- From: <keshlam@us.ibm.com>
- Date: Tue, 4 Jan 2000 21:22:09 -0500
- To: "H.Ozawa" <h-ozawa@hitachi-system.co.jp>
- cc: www-dom@w3.org
Creating the document in memory shouldn't be a problem. All strings in the DOM, by definition, are expressed in UTF-16, which should be able to handle Japanese characters. As you point out, writing that document out and reading it back in are somewhat more complicated. The serializer and parser have to understand how to translate between UTF-16 and your preferred encoding, and you have to figure out how to tell them which encoding to use. >Thus, to change document encoding, I would only have to change >setEncoding() method parameter instead of adding new procedures Unfortunately, setEncoding() is not part of the standardized DOM API. The standard DOM does not have any representation of the XML Declaration (<?xml?>), and so does not store the encoding. Some tools express this as a Processing Instruction, but the XML specification and the Infoset both say that this isn't really the right answer. Some parsers make the encoding name available as a separate piece of information, and some serializers accept the encoding as a parameter along with the top-level DOM node; that's probably a better design than the PI approach. We're aware that this is probably an oversight in the DOM. It's on our Open Issues list for future DOM development, and I expect it will be addressed as part of the DOM Level 3 Serialization chapter.

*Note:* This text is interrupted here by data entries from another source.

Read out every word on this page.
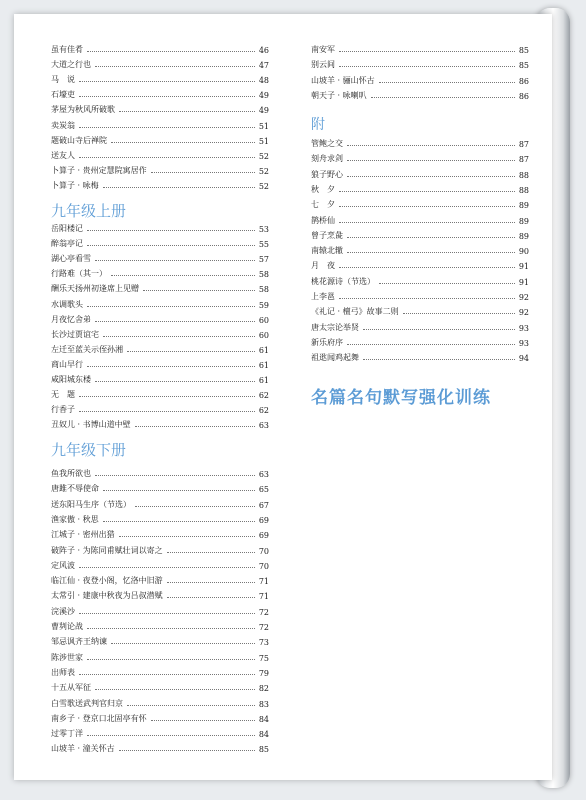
虽有佳肴	46
大道之行也	47
马　说	48
石壕吏	49
茅屋为秋风所破歌	49
卖炭翁	51
题破山寺后禅院	51
送友人	52
卜算子 · 贵州定慧院寓居作	52
卜算子 · 咏梅	52
九年级上册
岳阳楼记	53
醉翁亭记	55
湖心亭看雪	57
行路难（其一）	58
酬乐天扬州初逢席上见赠	58
水调歌头	59
月夜忆舍弟	60
长沙过贾谊宅	60
左迁至蓝关示侄孙湘	61
商山早行	61
咸阳城东楼	61
无　题	62
行香子	62
丑奴儿 · 书博山道中壁	63
九年级下册
鱼我所欲也	63
唐雎不辱使命	65
送东阳马生序（节选）	67
渔家傲 · 秋思	69
江城子 · 密州出猎	69
破阵子 · 为陈同甫赋壮词以寄之	70
定风波	70
临江仙 · 夜登小阁，忆洛中旧游	71
太常引 · 建康中秋夜为吕叔潜赋	71
浣溪沙	72
曹刿论战	72
邹忌讽齐王纳谏	73
陈涉世家	75
出师表	79
十五从军征	82
白雪歌送武判官归京	83
南乡子 · 登京口北固亭有怀	84
过零丁洋	84
山坡羊 · 潼关怀古	85
南安军	85
别云间	85
山坡羊 · 骊山怀古	86
朝天子 · 咏喇叭	86
附
管鲍之交	87
刻舟求剑	87
狼子野心	88
秋　夕	88
七　夕	89
鹊桥仙	89
曾子烹彘	89
南辕北辙	90
月　夜	91
桃花源诗（节选）	91
上李邕	92
《礼记 · 檀弓》故事二则	92
唐太宗论举贤	93
新乐府序	93
祖逖闻鸡起舞	94
名篇名句默写强化训练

Meanwhile, I'm afraid you're stuck with nonportable solutions... and with hunting for parsers that support the encodings you want to use. (Obligatory marketing: Have you tried IBM's XML4J, or the Apache parser based on that code? Since the first version of that parser was written by a group in our Tokyo research center, I would be very surprised if it didn't include support for Japanese documents!) ______________________________________ Joe Kesselman / IBM Research
Received on Tuesday, 4 January 2000 21:22:29 UTC